One promising option is small-donor matching funds that provide the flexibility needed to keep judicial public financing systems viable in this era of skyrocketing campaign costs. If a privately financed candidate benefits from millions in campaign cash or millions in independent spending, the publicly financed candidate can seek out more small donors to keep pace. The system would also avoid the First Amendment problems created by traditional matching fund systems. The disbursal of small-donor matching funds is not related in any way to the campaign funds of privately financed candidates, so it cannot be construed as “punishing” political speech.
Effective public financing systems for judicial races would permit judges to spend more time deliberating cases and writing opinions, rather than devoting their energy to fundraising. Small-donor matching systems would also lead to courts that are more diverse—courts that more closely resemble the populations they serve.
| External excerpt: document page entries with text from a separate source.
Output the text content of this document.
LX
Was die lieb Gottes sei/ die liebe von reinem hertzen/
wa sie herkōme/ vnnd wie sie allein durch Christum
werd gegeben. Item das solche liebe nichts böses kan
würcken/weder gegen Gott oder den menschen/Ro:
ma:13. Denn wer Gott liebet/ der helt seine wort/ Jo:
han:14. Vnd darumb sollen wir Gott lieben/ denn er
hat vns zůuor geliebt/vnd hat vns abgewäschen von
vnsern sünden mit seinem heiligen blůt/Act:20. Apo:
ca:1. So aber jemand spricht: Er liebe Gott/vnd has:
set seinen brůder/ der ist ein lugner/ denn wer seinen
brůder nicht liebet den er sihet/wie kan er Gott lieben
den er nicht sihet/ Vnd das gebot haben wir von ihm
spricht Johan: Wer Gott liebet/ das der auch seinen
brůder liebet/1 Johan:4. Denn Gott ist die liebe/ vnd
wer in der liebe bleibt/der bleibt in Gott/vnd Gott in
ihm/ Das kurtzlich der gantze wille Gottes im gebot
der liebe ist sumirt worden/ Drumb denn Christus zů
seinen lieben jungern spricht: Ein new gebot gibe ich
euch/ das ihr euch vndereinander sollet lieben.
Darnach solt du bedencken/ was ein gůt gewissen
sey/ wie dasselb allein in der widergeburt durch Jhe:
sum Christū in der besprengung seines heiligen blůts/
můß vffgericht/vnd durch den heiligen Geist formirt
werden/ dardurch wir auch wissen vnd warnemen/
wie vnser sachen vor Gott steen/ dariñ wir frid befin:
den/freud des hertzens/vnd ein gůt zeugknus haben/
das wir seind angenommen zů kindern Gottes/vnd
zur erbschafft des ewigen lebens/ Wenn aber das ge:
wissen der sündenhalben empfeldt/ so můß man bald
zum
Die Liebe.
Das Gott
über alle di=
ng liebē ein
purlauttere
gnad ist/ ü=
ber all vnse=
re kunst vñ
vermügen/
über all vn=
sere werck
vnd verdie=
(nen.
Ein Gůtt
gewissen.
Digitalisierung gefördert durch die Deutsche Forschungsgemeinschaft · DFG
As with existing public financing systems, some candidates may choose not to participate. But if the terms of small-donor matching were as generous as New York City’s program—$6 for every $1 in small donations—the candidates who do not participate would be leaving money on the table.
Some have pointed to the successful candidacies of New York Mayor Michael Bloomberg, who spent hundreds of millions of dollars of his own money in his campaigns, as evidence that the city’s system does not keep money out of elections.76 Likewise, the sole publicly financed candidate in West Virginia faced a self-financed candidate who spent a million dollars of her own money. A wealthy candidate using her or his own money, however, does not give rise to any conflict of interest. A judge cannot participate in a corrupt transaction with him or herself.
Public financing, moreover, can help candidates stay competitive in races against self-financed candidates. One candidate who faced Mayor Bloomberg stated, “It is irrational to argue against a system that enables a diverse group of people to run competitive campaigns because a wealthy candidate can occasionally outspend a participating candidate.”
Public financing systems based on small-donor matching would magnify the impact of small donations, making the pool of campaign contributors broader and more representative of a state’s population. Rather than being responsive to corporations and lawyers that have tons of money to donate, judges would be beholden to ordinary citizens making small donations. This would be an important step toward a justice system that works for all citizens, not just those with money to spend influencing the law.
Billy Corriher is the Associate Director of Research for Legal Progress at the Center for American Progress.